Cengiz Sisman, a colleague at the University of Houston and leading scholar of Sabbatianism, told me that Zevi’s conversion to Islam “became, paradoxically, part of the bigger divine economy and plan. For true believers, it opened a new, esoteric layer of meaning and led them to embrace antinomianism wholeheartedly.” Refusing to waste this existential crisis, the true believers, led by Nathan of Gaza, instead welded it to their inner and irrational convictions.
Crucially, Scholem underscores the vital difference between the Christian and Sabbatean paradoxes. While the former encourages core virtues like mercy and charity, the latter emboldens vices like antinomianism, the belief that when laws collide with inner truths, laws must be disobeyed. It does not, I think, take a great leap of imagination to see how this belief bleeds into our secular age.
This brings us to Donald Trump. Many of us have been shocked but not surprised by the many whiplashes that our president has inflicted on the world. There are at least three sources for this behavior. First, Trump has always had just one idea — tariffs — which is the wrong idea. Second, Trump has always had just one passion — the will to dominate and humiliate — that cannot be sated.
Finally, ever since the fortunately failed assassination attempt, Trump seems to believe that his mission to make America great is divinely sanctioned. This horrifies the worldly inhabitants among us, but not so much other-worldly types. Take the millions of evangelical Christians convinced that Trump is engaged in a Manichaean battle against the forces of darkness.
Yet, there are other Trump followers who are not evangelical, but no less fanatical in their belief that the president has a plan. Not to be saved from a future climaxing in an apocalyptic Armageddon, but to restore the past, or at least their past, and a once-great America. For reasons — some well-grounded, others sheer fantasy — that explain their discontent, these followers also see Trump as a messianic figure. He is the only man — a man it must be — who can fix it, it being the financial, educational, and professional crises they face, and that “Washington” ignores.
The world according to Fox is the world that evangelical and ideological believers tend to inhabit, their minds less informed than formed by the talking heads who fill the screen. A striking instance of this phenomenon occurred on Wednesday, when the same catastrophic and permanent tariff scheme that Trump had inflicted on the world a week earlier was atomized by a Truth Social tweet.

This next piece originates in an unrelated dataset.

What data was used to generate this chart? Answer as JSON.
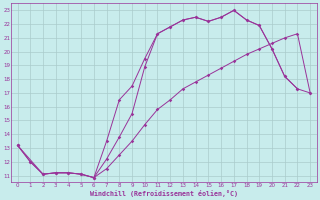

To explain this latest whiplash, Trump’s collection of Nathans leapt into the breach. As one Fox luminary, Laura Ingraham, declared: “Trump announced a brilliant move to pause the higher tariffs on countries negotiating with us, but meanwhile to raise China’s tariffs to 125%, to wall off China by boxing them out, further weakening their economic power. It’s genius.”
It appears that we now confront, in every sense of the word, a bastardized form of Sabbatianism, led by a man who, like Zevi, appears to a growing number of Americans as less a genius than he does a maniac. (As Scholem notes, some of Zevi’s followers described him — approvingly — as mad.) The optimists have concluded that Trump’s pausing of the tariffs was, like Zevi’s conversion, a welcome apostasy to reality. But the pessimists worry, perhaps rightly, that our messiah’s madness, given his blessed state of immunity, is not so easily suppressed.